La vitamina E se encuentra fundamentalmente en los frutos secos, los vegetales de hoja verde, el maíz y los aceites vegetales; los cítricos, los tomates y en general las frutas, verduras y hortalizas son buenas fuentes de vitamina C.

Probablemente una de las causas mejor identificadas del retraso en el crecimiento fetal en países desarrollados son las enfermedades hipertensivas, sobre todo si se acompañan de un cuadro conocido como preeclampsia, pudiendo llegar a ser las responsables de hasta un tercio de todos los retrasos en el crecimiento fetal.

La preeclampsia es un síndrome específico del embarazo que afecta tanto a la madre, mediante un mecanismo de alteración vascular, como al feto, provocando una restricción del crecimiento intrauterino.La preeclampsia constituye la primera causa de mortalidad materna en países desarrollados y se asocia además con un incremento del riesgo de partos prematuros y mortalidad perinatal.

Hasta el momento no existe ningún tratamiento que prevenga o retrase el inicio de esta enfermedad.
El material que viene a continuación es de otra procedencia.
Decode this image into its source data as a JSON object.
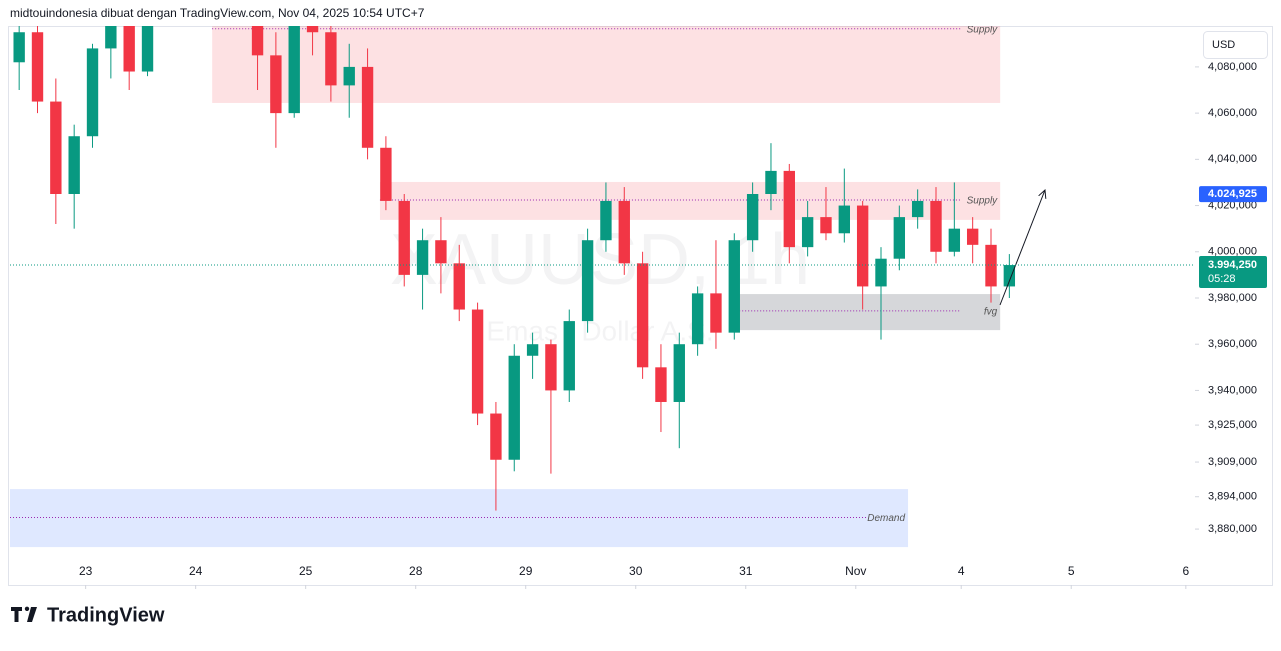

En los últimos años, sin embargo, se han producido avances relevantes en el estudio de sus causas, que aportan esperanzas sobre posibles intervenciones preventivas. Estudios recientes sugieren que las alteraciones vasculares en la preeclampsia están mediadas por un exceso de producción de radicales libres o procesos de estrés oxidativo. Los radicales libres se producen continuamente en el organismo durante el metabolismo normal de las células, como reacción ante una infección, o también como respuesta a la exposición de radiaciones ionizantes, rayos ultravioletas, contaminación ambiental, humo de cigarrillos, o exceso de ejercicio. Los radicales libres de oxígeno causan daño oxidativo, y éste se ha visto implicado en el origen de diversas enfermedades, entre las que se encuentran distintos tipos de cáncer, enfermedades cardíacas y vasculares, diabetes, enfermedades neurológicas, patología oftálmica y envejecimiento.

Las reacciones en cadena provocadas por los radicales libres sólo son eliminadas por los llamados sistemas antioxidantes defensivos, compuestos fundamentalmente por enzimas antioxidantes, que intentan prevenir la producción de radicales libres altamente reactivos, y un segundo grupo de antioxidantes no enzimáticos o vitaminas antioxidantes (vitamina C, vitamina E), que neutraliza la acción de los radicales libres ya formados. Cuando existe un disbalance entre la producción de radicales libres y la capacidad antioxidante del organismo para neutralizarlos, se habla de procesos de estrés oxidativo.

Aquellas embarazadas con una capacidad antioxidante disminuida (bien por ingesta deficiente de vitaminas antioxidantes, o por actividad insuficiente de sus enzimas antioxidantes), podrían estar más predispuestas a desarrollar preeclampsia, y tener un hijo con prematurez o bajo peso al nacer.

Si existiera evidencia suficiente de un mayor riesgo de preeclampsia y/o retardo de crecimiento intrauterino en los embarazos de aquellas mujeres con una capacidad antioxidante deficiente en las fases iniciales del embarazo, una dieta rica en estas vitaminas o bien la administración de suplementos antioxidantes podría prevenir o paliar los efectos de estas condiciones adversas perinatales.

Pero no hay que olvidar que muchos tóxicos ambientales producen daño en el organismo a través de procesos de estrés oxidativo. Además de los posibles efectos beneficiosos de las vitaminas para prevenir la preeclampsia y favorecer el crecimiento fetal, una dieta materna e infantil rica en frutas, verduras y hortalizas hará menos vulnerables a la embarazada y al niño frente a las posibles agresiones ambientales.